Prior to last summer, no one had ever located nesting red knots from the Western Hemisphere. But, last July, conducting an aerial survey of Southampton Island at the mouth of Hudson Bay, within a matter of hours Niles' team located eight birds transmitting signals within a stretch of 2,500 square kilometers. Those eight were among 65 that had been outfitted with transmitters months earlier on the Delaware Bay. One nest and its female were ultimately located on the ground.

Based on a statistical analysis, ENSP estimates that that area alone probably harbors 5,000 pairs or 10,000 adult red knots -- one-sixth of the estimate of red knots that travel from South America through New Jersey and into Canada.

This year's expedition goals are two-fold:

Study in-depth the breeding birds on Southampton Island. The team hopes to locate about 30 birds with transmitters.
Conduct an aerial survey of lands to the north and west of Southampton Island, including a more than 500-mile stretch from Baffin Island westward to Victoria Island. This survey for other birds with radio transmitters will focus on terrain that, according to LANDSAT satellite images, is similar to the rather barren, rocky terrain where the red knots are breeding on Southampton Island.
The 14-person expedition includes four Division of Fish and Wildlife biologists, two Royal Ontario Museum biologists and a videographer, a U.S. Fish and Wildlife Service biologist, a biologist from The Nature Conservancy, a Rutgers University ecologist, a biologist from the Georgia Department of Natural Resources, a graduate student from Argentina, and an Inuit guide and an educator who will establish a sister-school relationship between an Inuit school on Southampton Island and a southern New Jersey school.
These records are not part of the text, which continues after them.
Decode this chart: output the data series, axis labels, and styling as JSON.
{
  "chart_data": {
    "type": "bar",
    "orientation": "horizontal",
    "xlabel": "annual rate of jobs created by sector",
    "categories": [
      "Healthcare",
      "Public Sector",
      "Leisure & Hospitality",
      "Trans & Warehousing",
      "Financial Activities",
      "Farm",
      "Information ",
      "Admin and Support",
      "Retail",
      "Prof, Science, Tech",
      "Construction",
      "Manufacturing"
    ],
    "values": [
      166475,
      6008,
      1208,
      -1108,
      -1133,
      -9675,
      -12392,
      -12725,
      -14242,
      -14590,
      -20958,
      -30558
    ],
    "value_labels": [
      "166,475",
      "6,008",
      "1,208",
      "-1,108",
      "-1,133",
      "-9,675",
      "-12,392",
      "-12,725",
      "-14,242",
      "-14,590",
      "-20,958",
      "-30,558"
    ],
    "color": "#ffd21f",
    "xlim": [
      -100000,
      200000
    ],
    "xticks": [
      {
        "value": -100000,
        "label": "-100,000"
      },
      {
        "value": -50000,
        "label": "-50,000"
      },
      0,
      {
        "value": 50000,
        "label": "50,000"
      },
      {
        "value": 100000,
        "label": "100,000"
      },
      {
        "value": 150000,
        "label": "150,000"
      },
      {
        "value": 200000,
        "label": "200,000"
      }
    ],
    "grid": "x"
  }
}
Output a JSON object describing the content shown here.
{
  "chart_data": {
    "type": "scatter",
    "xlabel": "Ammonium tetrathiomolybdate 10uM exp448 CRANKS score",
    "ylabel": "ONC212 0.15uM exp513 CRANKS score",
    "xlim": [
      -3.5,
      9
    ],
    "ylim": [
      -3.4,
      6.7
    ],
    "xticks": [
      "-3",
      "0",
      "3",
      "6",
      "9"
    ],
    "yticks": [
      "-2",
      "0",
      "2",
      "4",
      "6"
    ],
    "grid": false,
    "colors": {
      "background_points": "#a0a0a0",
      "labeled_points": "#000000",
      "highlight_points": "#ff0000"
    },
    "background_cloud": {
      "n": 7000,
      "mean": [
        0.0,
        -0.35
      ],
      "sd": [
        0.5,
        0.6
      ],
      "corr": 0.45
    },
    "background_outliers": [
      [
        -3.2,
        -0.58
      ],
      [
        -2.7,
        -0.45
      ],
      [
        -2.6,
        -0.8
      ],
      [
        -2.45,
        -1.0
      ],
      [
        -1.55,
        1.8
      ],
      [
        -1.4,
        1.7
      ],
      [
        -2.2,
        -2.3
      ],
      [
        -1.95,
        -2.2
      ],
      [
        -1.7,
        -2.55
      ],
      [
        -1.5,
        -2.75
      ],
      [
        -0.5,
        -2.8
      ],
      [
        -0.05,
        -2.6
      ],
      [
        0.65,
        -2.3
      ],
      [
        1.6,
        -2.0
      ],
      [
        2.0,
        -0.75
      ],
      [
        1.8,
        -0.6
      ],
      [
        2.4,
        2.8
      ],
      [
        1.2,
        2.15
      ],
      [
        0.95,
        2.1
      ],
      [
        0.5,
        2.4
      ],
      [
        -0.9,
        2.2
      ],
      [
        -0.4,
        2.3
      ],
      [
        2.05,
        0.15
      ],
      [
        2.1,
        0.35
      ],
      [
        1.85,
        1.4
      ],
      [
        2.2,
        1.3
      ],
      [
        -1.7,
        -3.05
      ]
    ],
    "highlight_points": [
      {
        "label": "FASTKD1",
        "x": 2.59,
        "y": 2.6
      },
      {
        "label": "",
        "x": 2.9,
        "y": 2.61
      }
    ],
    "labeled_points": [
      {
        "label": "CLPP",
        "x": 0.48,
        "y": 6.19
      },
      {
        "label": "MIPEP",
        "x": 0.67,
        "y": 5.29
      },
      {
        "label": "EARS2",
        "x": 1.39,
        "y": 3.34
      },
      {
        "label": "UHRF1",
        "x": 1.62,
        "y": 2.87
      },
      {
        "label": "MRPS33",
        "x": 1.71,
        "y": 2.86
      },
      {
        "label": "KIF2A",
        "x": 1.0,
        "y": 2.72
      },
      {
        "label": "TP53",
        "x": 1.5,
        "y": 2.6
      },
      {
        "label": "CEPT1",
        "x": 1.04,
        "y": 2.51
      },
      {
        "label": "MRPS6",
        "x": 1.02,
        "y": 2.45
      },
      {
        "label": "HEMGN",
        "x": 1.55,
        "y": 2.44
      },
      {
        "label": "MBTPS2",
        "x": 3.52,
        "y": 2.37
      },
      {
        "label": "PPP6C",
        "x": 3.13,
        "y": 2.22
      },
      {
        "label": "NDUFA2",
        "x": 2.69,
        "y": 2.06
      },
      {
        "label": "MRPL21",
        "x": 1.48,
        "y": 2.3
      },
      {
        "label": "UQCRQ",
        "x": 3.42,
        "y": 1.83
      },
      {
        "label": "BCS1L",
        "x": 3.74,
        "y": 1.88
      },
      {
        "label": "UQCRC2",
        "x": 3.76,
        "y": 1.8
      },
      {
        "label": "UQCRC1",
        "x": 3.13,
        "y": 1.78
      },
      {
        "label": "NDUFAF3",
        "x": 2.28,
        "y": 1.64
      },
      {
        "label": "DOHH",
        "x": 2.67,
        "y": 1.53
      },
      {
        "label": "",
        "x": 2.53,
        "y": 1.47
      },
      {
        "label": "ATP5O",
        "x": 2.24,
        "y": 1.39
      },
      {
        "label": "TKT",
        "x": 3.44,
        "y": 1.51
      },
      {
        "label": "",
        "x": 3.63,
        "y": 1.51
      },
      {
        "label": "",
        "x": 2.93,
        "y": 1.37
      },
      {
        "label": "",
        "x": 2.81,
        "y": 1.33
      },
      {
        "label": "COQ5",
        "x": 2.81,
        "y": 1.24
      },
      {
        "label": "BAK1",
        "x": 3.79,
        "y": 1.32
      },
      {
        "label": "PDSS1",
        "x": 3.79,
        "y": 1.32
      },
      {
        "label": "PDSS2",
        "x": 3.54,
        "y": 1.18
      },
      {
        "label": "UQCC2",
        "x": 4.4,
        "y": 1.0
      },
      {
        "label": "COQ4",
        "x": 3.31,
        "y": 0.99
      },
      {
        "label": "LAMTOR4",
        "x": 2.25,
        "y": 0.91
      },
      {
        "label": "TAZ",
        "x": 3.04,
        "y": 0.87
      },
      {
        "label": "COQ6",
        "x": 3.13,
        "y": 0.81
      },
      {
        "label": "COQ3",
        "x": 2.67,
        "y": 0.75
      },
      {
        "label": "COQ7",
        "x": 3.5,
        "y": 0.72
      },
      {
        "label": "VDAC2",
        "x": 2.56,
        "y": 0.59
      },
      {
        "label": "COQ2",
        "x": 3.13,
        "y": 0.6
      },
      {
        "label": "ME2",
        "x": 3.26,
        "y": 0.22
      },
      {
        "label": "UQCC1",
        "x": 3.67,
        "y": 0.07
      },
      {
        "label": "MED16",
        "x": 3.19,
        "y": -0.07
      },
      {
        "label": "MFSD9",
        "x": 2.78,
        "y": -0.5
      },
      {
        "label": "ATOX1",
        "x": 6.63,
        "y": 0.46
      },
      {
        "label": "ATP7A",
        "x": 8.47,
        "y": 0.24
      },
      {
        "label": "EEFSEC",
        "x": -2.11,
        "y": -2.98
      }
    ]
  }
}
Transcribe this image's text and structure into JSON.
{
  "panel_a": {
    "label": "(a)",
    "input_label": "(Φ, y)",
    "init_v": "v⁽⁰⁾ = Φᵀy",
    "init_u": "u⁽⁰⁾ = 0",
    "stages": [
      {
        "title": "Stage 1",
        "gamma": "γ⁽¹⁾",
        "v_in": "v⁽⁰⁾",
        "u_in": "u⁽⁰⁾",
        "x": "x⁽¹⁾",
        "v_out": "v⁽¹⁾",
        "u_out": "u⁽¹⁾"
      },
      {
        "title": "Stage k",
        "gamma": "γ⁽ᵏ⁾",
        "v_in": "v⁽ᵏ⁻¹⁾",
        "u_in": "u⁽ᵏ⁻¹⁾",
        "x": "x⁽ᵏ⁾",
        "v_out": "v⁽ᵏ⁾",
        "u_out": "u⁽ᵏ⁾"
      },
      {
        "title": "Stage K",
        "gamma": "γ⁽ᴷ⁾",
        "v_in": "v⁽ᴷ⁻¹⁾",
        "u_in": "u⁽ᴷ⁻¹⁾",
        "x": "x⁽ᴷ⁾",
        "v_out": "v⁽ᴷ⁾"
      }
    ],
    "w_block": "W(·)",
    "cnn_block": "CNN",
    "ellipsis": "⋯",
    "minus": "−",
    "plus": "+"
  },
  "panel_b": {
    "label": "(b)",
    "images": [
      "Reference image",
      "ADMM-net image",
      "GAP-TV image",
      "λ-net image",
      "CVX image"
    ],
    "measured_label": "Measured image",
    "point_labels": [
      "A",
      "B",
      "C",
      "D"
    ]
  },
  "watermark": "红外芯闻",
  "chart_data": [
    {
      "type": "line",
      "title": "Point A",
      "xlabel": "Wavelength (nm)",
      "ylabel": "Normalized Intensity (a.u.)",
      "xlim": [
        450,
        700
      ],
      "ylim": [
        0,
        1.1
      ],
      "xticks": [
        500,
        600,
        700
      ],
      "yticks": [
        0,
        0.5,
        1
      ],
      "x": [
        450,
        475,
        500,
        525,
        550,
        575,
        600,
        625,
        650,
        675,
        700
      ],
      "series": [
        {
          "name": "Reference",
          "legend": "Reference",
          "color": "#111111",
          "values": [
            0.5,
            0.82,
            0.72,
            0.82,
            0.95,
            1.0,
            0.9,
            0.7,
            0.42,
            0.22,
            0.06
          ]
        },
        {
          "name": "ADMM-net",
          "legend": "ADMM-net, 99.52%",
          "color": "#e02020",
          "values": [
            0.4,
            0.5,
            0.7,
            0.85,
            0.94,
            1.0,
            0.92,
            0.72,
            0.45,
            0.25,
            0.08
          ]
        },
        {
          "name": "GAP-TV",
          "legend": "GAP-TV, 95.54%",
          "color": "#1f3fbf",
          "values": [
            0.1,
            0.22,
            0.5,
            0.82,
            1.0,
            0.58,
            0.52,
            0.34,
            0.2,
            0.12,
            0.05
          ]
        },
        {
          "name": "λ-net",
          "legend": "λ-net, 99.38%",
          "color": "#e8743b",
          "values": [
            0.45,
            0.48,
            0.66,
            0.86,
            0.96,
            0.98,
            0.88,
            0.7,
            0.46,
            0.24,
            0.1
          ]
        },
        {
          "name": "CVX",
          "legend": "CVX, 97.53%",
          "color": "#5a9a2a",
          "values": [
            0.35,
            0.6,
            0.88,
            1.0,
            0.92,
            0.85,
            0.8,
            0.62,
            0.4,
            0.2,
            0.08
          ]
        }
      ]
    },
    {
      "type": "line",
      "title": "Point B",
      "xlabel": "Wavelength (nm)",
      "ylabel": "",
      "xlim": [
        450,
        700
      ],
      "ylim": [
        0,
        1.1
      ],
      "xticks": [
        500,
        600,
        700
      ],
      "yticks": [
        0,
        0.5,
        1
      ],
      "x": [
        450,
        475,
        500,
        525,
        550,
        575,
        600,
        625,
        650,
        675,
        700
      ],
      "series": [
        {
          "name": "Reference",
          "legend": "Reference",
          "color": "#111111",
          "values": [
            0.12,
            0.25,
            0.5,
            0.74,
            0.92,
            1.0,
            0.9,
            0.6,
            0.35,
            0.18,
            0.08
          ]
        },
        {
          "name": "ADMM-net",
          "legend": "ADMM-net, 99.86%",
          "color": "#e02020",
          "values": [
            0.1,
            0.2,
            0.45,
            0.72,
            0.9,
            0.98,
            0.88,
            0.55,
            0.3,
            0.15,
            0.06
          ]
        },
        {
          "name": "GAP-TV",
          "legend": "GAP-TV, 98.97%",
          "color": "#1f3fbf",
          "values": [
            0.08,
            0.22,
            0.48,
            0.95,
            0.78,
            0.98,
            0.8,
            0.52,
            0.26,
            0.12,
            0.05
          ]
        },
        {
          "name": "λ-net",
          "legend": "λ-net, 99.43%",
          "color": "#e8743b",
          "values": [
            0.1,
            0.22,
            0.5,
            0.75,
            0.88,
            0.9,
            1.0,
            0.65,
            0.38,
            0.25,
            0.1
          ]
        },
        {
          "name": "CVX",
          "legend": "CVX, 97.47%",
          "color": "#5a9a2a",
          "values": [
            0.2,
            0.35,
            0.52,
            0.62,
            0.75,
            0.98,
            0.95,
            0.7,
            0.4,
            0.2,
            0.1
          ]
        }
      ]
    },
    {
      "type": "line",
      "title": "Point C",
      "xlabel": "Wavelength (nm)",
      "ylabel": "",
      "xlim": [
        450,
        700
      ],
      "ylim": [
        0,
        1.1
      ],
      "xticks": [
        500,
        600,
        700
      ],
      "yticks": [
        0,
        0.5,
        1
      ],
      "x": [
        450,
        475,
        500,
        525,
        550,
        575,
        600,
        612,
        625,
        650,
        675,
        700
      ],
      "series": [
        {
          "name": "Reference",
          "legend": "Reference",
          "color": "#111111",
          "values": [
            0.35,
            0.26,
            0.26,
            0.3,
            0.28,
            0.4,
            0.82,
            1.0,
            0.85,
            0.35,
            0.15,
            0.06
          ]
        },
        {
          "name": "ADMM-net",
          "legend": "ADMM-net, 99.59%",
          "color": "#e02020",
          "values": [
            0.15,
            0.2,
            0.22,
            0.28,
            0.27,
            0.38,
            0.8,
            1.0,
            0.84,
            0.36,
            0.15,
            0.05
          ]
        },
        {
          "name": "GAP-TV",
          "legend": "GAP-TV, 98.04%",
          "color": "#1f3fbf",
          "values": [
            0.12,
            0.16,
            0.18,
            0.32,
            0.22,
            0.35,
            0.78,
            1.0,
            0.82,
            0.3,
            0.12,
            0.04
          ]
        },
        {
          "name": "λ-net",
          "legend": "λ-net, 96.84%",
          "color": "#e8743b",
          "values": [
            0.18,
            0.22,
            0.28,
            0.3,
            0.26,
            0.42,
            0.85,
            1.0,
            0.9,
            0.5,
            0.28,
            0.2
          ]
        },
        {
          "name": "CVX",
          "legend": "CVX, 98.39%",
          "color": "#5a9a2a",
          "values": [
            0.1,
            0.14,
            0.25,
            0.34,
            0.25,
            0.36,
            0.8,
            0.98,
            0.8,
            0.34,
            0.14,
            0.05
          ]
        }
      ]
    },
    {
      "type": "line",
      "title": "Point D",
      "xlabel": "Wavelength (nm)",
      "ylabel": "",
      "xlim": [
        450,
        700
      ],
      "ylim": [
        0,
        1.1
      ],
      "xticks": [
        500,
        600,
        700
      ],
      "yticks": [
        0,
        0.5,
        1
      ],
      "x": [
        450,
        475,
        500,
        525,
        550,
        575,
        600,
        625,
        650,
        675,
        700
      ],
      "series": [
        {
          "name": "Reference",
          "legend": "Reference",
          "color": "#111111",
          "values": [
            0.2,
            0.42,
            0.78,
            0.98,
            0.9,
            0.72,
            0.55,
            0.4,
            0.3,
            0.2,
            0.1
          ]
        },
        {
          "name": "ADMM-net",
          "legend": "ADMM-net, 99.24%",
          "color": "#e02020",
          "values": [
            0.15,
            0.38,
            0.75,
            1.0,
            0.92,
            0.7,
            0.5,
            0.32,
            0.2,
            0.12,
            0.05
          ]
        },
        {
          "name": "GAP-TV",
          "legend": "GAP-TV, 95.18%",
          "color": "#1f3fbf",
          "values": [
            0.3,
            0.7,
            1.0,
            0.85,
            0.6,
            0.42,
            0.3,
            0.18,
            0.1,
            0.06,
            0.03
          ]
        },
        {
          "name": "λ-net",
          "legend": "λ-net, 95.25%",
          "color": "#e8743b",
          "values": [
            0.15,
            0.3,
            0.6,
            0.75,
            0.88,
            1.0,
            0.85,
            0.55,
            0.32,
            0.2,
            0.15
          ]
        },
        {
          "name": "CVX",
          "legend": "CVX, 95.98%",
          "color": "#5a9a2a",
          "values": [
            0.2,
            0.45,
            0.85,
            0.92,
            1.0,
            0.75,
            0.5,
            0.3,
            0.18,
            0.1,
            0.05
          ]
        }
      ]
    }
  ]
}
The expedition has been funded by the Wildlife Conservation Society, the Dodge Foundation, the Fish and Wildlife Foundation, the U.S. Fish and Wildlife Service, the New Jersey Audubon Society and The Nature Conservancy. DEP's ENSP receives no direct state funding. It is supported through the wildlife check-off option on state income tax returns, the 'Conserve Wildlife' license plate and other donations.